Of all the parties and showcases at SXSW, House of Vans boasts one of the deepest benches of talent. Stellar acts across genre lines — Speedy Ortiz, Courtney Barnett, Future Islands, Rae Sremmurd, many more — have packed in the crowds for day parties and night showcases the past three days on two different stages at the Mohawk. A long, winding, quickly moving line outside the club on Thursday afternoon for the Pitchfork day party testified to the venue’s draw.
Hitting the outdoor stage after Canadian indie darlings Alvvays at 2:15 p.m. was a man used to playing stadiums: Arcade Fire’s Will Butler. A native of The Woodlands, the multi-instrumentalist released his solo debut “Policy” earlier this month and brings something like stealth star power to SXSW. Butler and his band wore matching black-and-white T-shirts emblazoned with each of their names. (To backing band Carrie, Sara, Julie and Miles: Nice to meet you.) Apart from Arcade Fire’s baroque-disco-maximalist trappings, Butler is a power-glam-pop Svengali mining classic sounds with good-natured aplomb. Highlight: jumping on the keys to embrace the Elton John within for “Witness.” Just a couple hours later, Butler’s older brother Win was scheduled to take the indoor stage with his own own side project, the incredibly different DJ Windows 98.
Pennsylvania shoegaze/hardcore outfit Title Fight followed Will Butler, which was also incredibly different. Unlike Butler, the bulk of the audience on the ground seemed to be attending the party just for them. Proof: As soon as the band started their first song, the packed-in bodies collapsed within themselves for an outstanding SXSW-style mosh pit.

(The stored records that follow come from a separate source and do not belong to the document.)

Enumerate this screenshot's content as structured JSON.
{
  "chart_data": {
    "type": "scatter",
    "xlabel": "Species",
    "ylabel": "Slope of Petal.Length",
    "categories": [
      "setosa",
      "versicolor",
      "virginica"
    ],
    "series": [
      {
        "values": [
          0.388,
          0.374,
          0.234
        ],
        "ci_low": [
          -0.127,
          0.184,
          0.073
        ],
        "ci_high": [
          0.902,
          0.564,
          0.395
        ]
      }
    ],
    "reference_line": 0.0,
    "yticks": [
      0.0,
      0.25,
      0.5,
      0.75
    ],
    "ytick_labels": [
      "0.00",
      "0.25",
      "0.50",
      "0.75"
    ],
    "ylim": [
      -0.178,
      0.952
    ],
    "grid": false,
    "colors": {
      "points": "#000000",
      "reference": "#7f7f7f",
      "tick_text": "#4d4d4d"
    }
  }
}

The two men from San Antonio standing next to me (who barreled into the flurry of flailing bodies immediately) said they drove into Austin early just to catch Title Fight. The band’s most recent album, the excellent “Hyperview,” flows with hazy, lazy summer ambience, taking a direction toward chillwave that worried my neighbors. Not to worry. There was plenty of raucous punk to go around, too. It’s a shame that Title Fight isn’t an official SXSW artist this year, because their sound is sorely underrepresented.